Is the Tax Code unfair to hedge fund investors?

Much of the election-year criticism of hedge funds misses the point when it focuses on the claim that hedge fund operators get unfair tax breaks, experts say.There is abuse in the current Tax Code when it comes to hedge funds, but it affects the investors, according to Alan Dlugash, a tax partner at New York-based CPA and business advisory firm Marks Paneth & Shron. They’re often subjected to taxes that wipe out nearly all — or more than all — of the income that they made from the fund, he observed.

“Hedge funds are not really tax-advantaged, they’re tax-disadvantaged,” he said. “Interestingly, investors, and even hedge fund operators, are generally unaware of this abusive dimension of the current Tax Code — at least until they take a close look at their tax return.”

The reason for the excessive taxes that many hedge fund investors must pay is the fact that the Tax Code doesn’t allow them to directly deduct fees or other operating expenses incurred in many hedge fund investments. The code requires that those expenses be claimed only as miscellaneous deductions, and those deductions can’t be used unless and until they reach 2 percent of the taxpayer’s entire income. And even if it gets over this hurdle, the Alternative Minimum Tax usually wipes out any remaining benefit. Accordingly, most taxpayers don’t get to benefit from those miscellaneous deductions.

“If you have an account with Merrill Lynch and they charge you an investment management fee, you would think that it’s deductible and will save you some tax, but because of the type of deduction, it is not likely,” Dlugash explained.

“Congress changed the law 20 years ago, and as a result, the vast majority of investors will not get the deduction,” he said. “If you make $100,000, the first $2,000 doesn’t count, and on top of that it’s not deductible for AMT purposes.”

Many believe that the code is unfair in this way.

“The code severely limits the ability of hedge fund investors to deduct expenses that are necessary to earn income — investment fees and expenses, accountants’ fees, and legal fees, for example,” Dlugash said.

The concept of deducting expenses incurred to earn income actually represents the most important tax deduction to make the code fair and equitable. “It shouldn’t be treated as a loophole-type of deduction subject to limitations and the AMT,” he said.

“From a purist’s point of view, what should be taxed is income less the expenses incurred to earn that income. Mortgage interest, charitable contributions, real property tax and all the rest are all important and politically loved, but there’s no logical reason they’re in the code other than political and social engineering,” said Dlugash. “They have nothing to do with a fair tax system, which deducts the cost of earning income against the income. The whole concept of miscellaneous itemized deductions has made second-class citizens of a class of investors — people who end up paying tax on income they never get.”

BACK AT THE FUND ...

Of course, hedge funds can be structured in a multitude of ways that take into consideration different tax consequences, noted Selva Ozelli, a New York-based international tax attorney and CPA.

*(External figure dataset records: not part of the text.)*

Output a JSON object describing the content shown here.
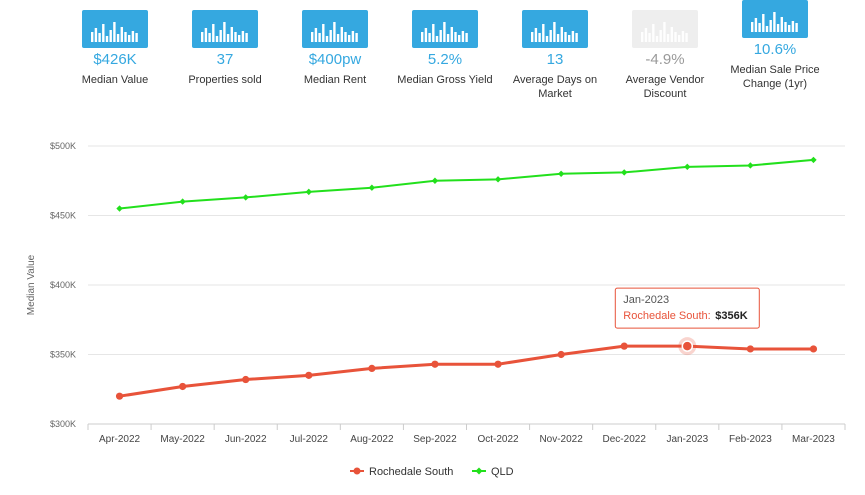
{
  "stats": [
    {
      "value": "$426K",
      "label": "Median Value",
      "faded": false
    },
    {
      "value": "37",
      "label": "Properties sold",
      "faded": false
    },
    {
      "value": "$400pw",
      "label": "Median Rent",
      "faded": false
    },
    {
      "value": "5.2%",
      "label": "Median Gross Yield",
      "faded": false
    },
    {
      "value": "13",
      "label": "Average Days on Market",
      "faded": false
    },
    {
      "value": "-4.9%",
      "label": "Average Vendor Discount",
      "faded": true
    },
    {
      "value": "10.6%",
      "label": "Median Sale Price Change (1yr)",
      "faded": false
    }
  ],
  "colors": {
    "accent": "#35a8e0",
    "series_rochedale": "#e8533a",
    "series_qld": "#22e01c"
  },
  "chart_data": {
    "type": "line",
    "categories": [
      "Apr-2022",
      "May-2022",
      "Jun-2022",
      "Jul-2022",
      "Aug-2022",
      "Sep-2022",
      "Oct-2022",
      "Nov-2022",
      "Dec-2022",
      "Jan-2023",
      "Feb-2023",
      "Mar-2023"
    ],
    "series": [
      {
        "name": "Rochedale South",
        "color": "#e8533a",
        "values": [
          320,
          327,
          332,
          335,
          340,
          343,
          343,
          350,
          356,
          356,
          354,
          354
        ]
      },
      {
        "name": "QLD",
        "color": "#22e01c",
        "values": [
          455,
          460,
          463,
          467,
          470,
          475,
          476,
          480,
          481,
          485,
          486,
          490
        ]
      }
    ],
    "ylabel": "Median Value",
    "ylim": [
      300,
      500
    ],
    "yticks": [
      300,
      350,
      400,
      450,
      500
    ],
    "ytick_labels": [
      "$300K",
      "$350K",
      "$400K",
      "$450K",
      "$500K"
    ],
    "tooltip": {
      "title": "Jan-2023",
      "series": "Rochedale South",
      "value": "$356K",
      "index": 9
    },
    "legend_position": "bottom-center"
  }
}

“For example, some U.S. investors make investments in hedge funds through a variable annuity contract, where the income tax is deferred during the duration of the contract,” she explained. “Another option could be a foreign hedge fund that elects to be treated as a qualified foreign corporation for U.S. tax purposes. In these cases, the investor would get qualified dividend income taxed at the same rates that apply to net capital gain.”

A growing resentment of hedge fund managers is based on the capital gains treatment that they receive for their share of the profits of the partnership, observed Martin B. Tittle, a Washington-based tax attorney.

“Most hedge funds are organized as partnerships, so that the income and expenses flow through to the partners. The general partners are usually compensated in two ways,” he explained. “First, if they place capital of their own in the fund, they share in the fund’s earnings in proportion to the capital they’ve invested. Second, they usually receive 2 percent of the fund’s assets each year as a management fee, and 20 percent of the fund’s earnings as a profits interest.”

It’s the 20 percent profits interest that has been coined “carried interest,” and is under attack, said Tittle. “Under current tax rules, it’s usually characterized as a capital gain,” he said. “That concerns some people, because carried interest can be viewed as compensation for the services performed by the general partners in managing the fund.”

A change in capital gains treatment for hedge fund managers’ carried interest is seen as a potential revenue raiser in current proposals before Congress.

Several bills, including one introduced by Ways and Means Committee Chair Rep. Charles Rangel, D-N.Y., in November 2007, contain a new Code Section 710. The proposed section contains an income re-characterization rule that would treat income received by partners for performing investment management services as ordinary income received for the performance of services.

Dlugash objects to the proposal. “It’s unreasonable to claim that hedge fund operators get an unfair tax break,” he said. “The reality is that part of their income is, in fact, from capital gains, so it should be treated that way. The complaint is invalid — it represents an argument that one can only make by distorting the true nature of the gain. The best remedy is to just do nothing. The system works fine the way it is.”